1/2 Hot pot is exactly what it sounds like, a pot of hot liquid (often hot in chile heat, too) where particpants can cook their own food. Yet the name always sounds like a facile double entrendre that could go so many directions. I’ll spare you the meanderings of my mind. The phrase stumped a former coworker of mine (see end of Happy Family post) in ways possibly only hilarious to me.
Sitting around a steamy vessel of bubbling soup is just what you need during the dregs of winter. I prefer restaurants dedicated to hot pot rather than taking my chances with off menu options like at Little Pepper. I was originally thinking Little Lamb, but when I heard about flashy Udu Café with personal TVs, at-table internet access and a checkbox ordering approach, I had to see it for myself (also to witness all the gauche FOBs that New Yorker Chinese were complaining about on Yelp in that strange backlashy manner of established groups distancing themselves from newcomers. Now that I think about it, I’m very judgmental about Oregonian transplants here, always picturing an earnest, indie, social justice trooper).
Backwards judgmental: the only other Caucasian in the joint, a moderately hip white dude with an Asian girl, naturally (now I’m judging) seemed unahappy to see us walk through the door like we were ruining his Flushing fantasy.
We were given a regular table, a two-top that was too small for serious hot-potting. This happens a lot at Asian restaurants, as if they don’t expect the white people to order very much food and then get dismayed when there is no place to put all the plates. The little side table was already being used by the mother-daughter duo across from us who had a whole four-seater to themselves.
This is a booth with the set-up I was describing. It’s common for groups to play C-pop, though one large party was just watching last week’s episode of The Office.
There are seven broth choices, and we picked Sister Su spicy pot, and insisted we wanted it really hot against protests (it was really spicy). I didn’t see an option for half-and-half broth like at Little Lamb, but later we noticed that everyone seemed to have the divided style. I guess you have to ask. You almost need the relief, not so much from the chiles but because the peppercorns start to commandeer every nook and cranny in your mouth and you lose the ability to taste anything.
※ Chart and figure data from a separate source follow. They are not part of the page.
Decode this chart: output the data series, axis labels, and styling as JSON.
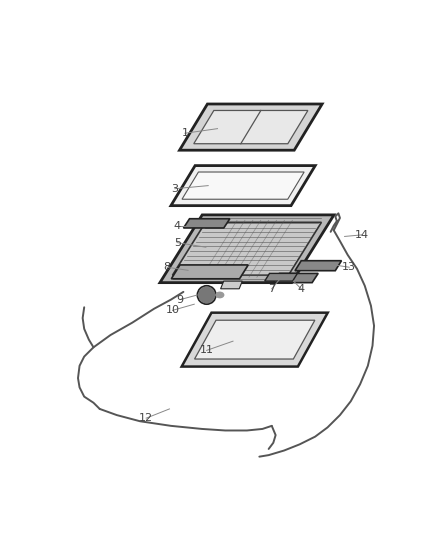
{
  "bg_color": "#ffffff",
  "fig_width": 4.38,
  "fig_height": 5.33,
  "dpi": 100,
  "lc": "#888888",
  "tc": "#444444",
  "dark": "#222222",
  "mid": "#666666",
  "light_fill": "#e8e8e8",
  "frame_fill": "#c0c0c0"
}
There are approximately 121 dunkable items you can order–from straightforward chicken or mushroom to charcoal cheese or pig intestine country style, nothing wildly esoteric like pizzle. I do not know what charcoal cheese is. We ordered eight things, which was plenty. With the exception of $38.95 Wagyu beef, most selections are under $5. They do add up quickly, though.
First, you mix up a dipping sauce at the station we happened to be sitting next to. I honestly have no idea what an ideal sauce should be. Shacha, always gets depleted so I know that one is popular. Our waitress saw me taking photos and insisted on making the sauces “beautiful” before I shot that section and spent a few minutes topping off all the empty slots and cleaning up any spills. But my before photo turned out better than the tidier after, sorry.
Shacha, sesame paste, chopped garlic, sugar, cilantro. Seemed sensible enough.
Short rib, shrimp and tripe (way in the back). The flimsy shreds of tripe gets lost in the broth. Fat strips of honeycomb tripe would’ve been preferable, but that might be more Mexican.
Lamb. I would’ve taken more strongly flavored lamb and nixed the beef.
Shrimp balls, pork dumplings and “Hello Kitty tempura.” I’d call the latter fish cake not tempura.
We couldn’t decide what vegetables to order so the vegetable combo bucket sufficed. Corn is impossible to eat with chopsticks and the tomato was just weird. Next time, more pumpkin. Cabbage is cheap filler but I love it.
Full of stuff. I like the Hello Kitty face bobbing beneath the surface in the back.
The meal is ended with warm peanut and black sesame-coated mochi.
It’s not like you can miss the place.